Un umbral político se ha cruzado en Washington. Los fiscales federales han iniciado una investigación penal contra Jay Powell, presidente de la Reserva Federal, en torno a un proyecto de renovación de 2.5 mil millones de dólares de la sede de la institución. Una iniciativa sin precedentes, que se produce en un clima de confrontación abierta entre la Casa Blanca y el banco central.
Una investigación penal con implicaciones explosivas
Según Jay Powell, la Fed recibió el viernes citaciones de un gran jurado, acompañadas de una amenaza explícita de acusación. El objeto formal de la investigación se centra en su testimonio ante el Congreso el verano pasado sobre la renovación de la sede de la Reserva Federal, un proyecto cuyo costo se desvió significativamente.
Pero para Powell, el asunto va mucho más allá de un tema inmobiliario. En un mensaje de vídeo, ha denunciado una acción “sin precedentes”, que describe como un pretexto para cuestionar la independencia del banco central. El mensaje es claro: esta investigación sería la consecuencia directa del rechazo de la Fed a obedecer las presiones políticas a favor de fuertes recortes de tasas.

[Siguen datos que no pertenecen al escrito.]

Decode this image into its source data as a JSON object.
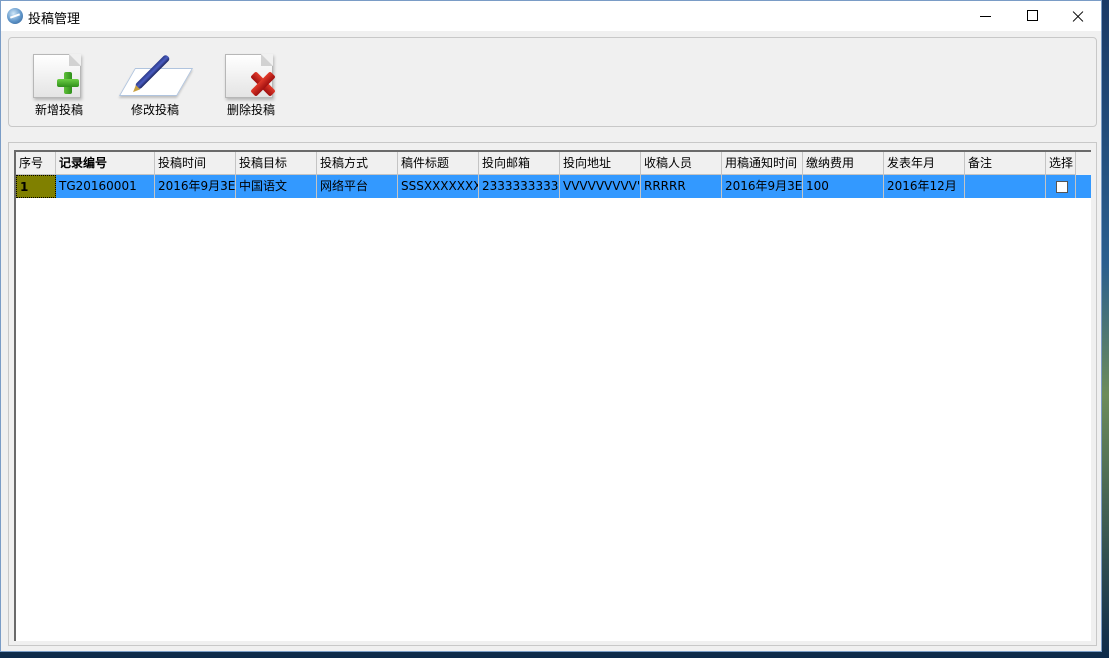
{
  "window": {
    "title": "投稿管理"
  },
  "titlebar_buttons": {
    "minimize": "minimize-icon",
    "maximize": "maximize-icon",
    "close": "close-icon"
  },
  "toolbar": {
    "add_label": "新增投稿",
    "edit_label": "修改投稿",
    "delete_label": "删除投稿"
  },
  "grid": {
    "columns": [
      "序号",
      "记录编号",
      "投稿时间",
      "投稿目标",
      "投稿方式",
      "稿件标题",
      "投向邮箱",
      "投向地址",
      "收稿人员",
      "用稿通知时间",
      "缴纳费用",
      "发表年月",
      "备注",
      "选择"
    ],
    "rows": [
      {
        "index": "1",
        "record_no": "TG20160001",
        "submit_time": "2016年9月3E",
        "target": "中国语文",
        "method": "网络平台",
        "title": "SSSXXXXXXX",
        "email": "2333333333",
        "address": "VVVVVVVVV'",
        "receiver": "RRRRR",
        "notice_time": "2016年9月3E",
        "fee": "100",
        "publish_date": "2016年12月",
        "remark": "",
        "selected": false
      }
    ]
  },
  "colors": {
    "selection": "#3399ff",
    "rownum_bg": "#808000",
    "window_bg": "#f0f0f0"
  }
}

El pulso sobre las tasas de interés en el trasfondo
Desde hace meses, Donald Trump ha intensificado los ataques contra el presidente de la Fed, a quien acusa de frenar artificialmente el crecimiento manteniendo tasas demasiado altas. El presidente ha exigido públicamente un rápido retorno de las tasas alrededor del 1 %, calificando a Powell de responsable de un ajuste monetario innecesariamente brusco.
Jay Powell ha respondido frontalmente. Según él, la amenaza de juicio proviene del hecho de que la Fed establece su política monetaria en función de lo que considera el interés general, y no según las preferencias del poder ejecutivo. También ha afirmado que no renunciará, a pesar de la presión, invocando su deber de servicio público.
Los mercados reaccionan inmediatamente
El anuncio de la investigación ha provocado una conmoción en los mercados financieros. El oro ha alcanzado un nuevo récord histórico, avanzando casi un 2 % para superar los 4,600 dólares la onza, un movimiento clásico cuando la independencia de la Fed se percibe como amenazada.
El dólar ha retrocedido alrededor de un 0.5 % frente a una cesta de monedas, mientras que los contratos de futuros de acciones estadounidenses han cedido terreno. Los rendimientos de los bonos también han reaccionado, con los inversionistas comenzando a incorporar un mayor riesgo de deriva inflacionaria si la credibilidad de la política monetaria se debilitara. Bitcoin, por su parte, ha vacilado, rebotando primero por encima de los 92,000 dólares antes de caer a 90,500 $.
Una creciente preocupación institucional
Varios economistas y exfuncionarios monetarios han calificado la investigación como un desarrollo profundamente preocupante. La idea de que un gobierno pueda utilizar el arma judicial para influir en la política monetaria cuestiona un pilar fundamental del sistema financiero estadounidense.
En el Congreso, algunas voces republicanas también comienzan a alarmarse. Senadores han advertido que este asunto podría bloquear el nombramiento del sucesor de Powell hasta que se aclare el caso.
Un precedente de gran alcance
Jay Powell debe dejar su cargo en mayo. Pero el asunto va más allá de su persona. Plantea una pregunta central para los mercados mundiales: ¿hasta dónde está dispuesto a llegar el ejecutivo estadounidense para retomar el control de la política monetaria?
Si la presión política se intensificara, los inversionistas podrían exigir una prima de riesgo más alta sobre los activos estadounidenses. Este caso, ya explosivo, podría convertirse en uno de los principales puntos de quiebre entre el poder político y la estabilidad financiera en 2026.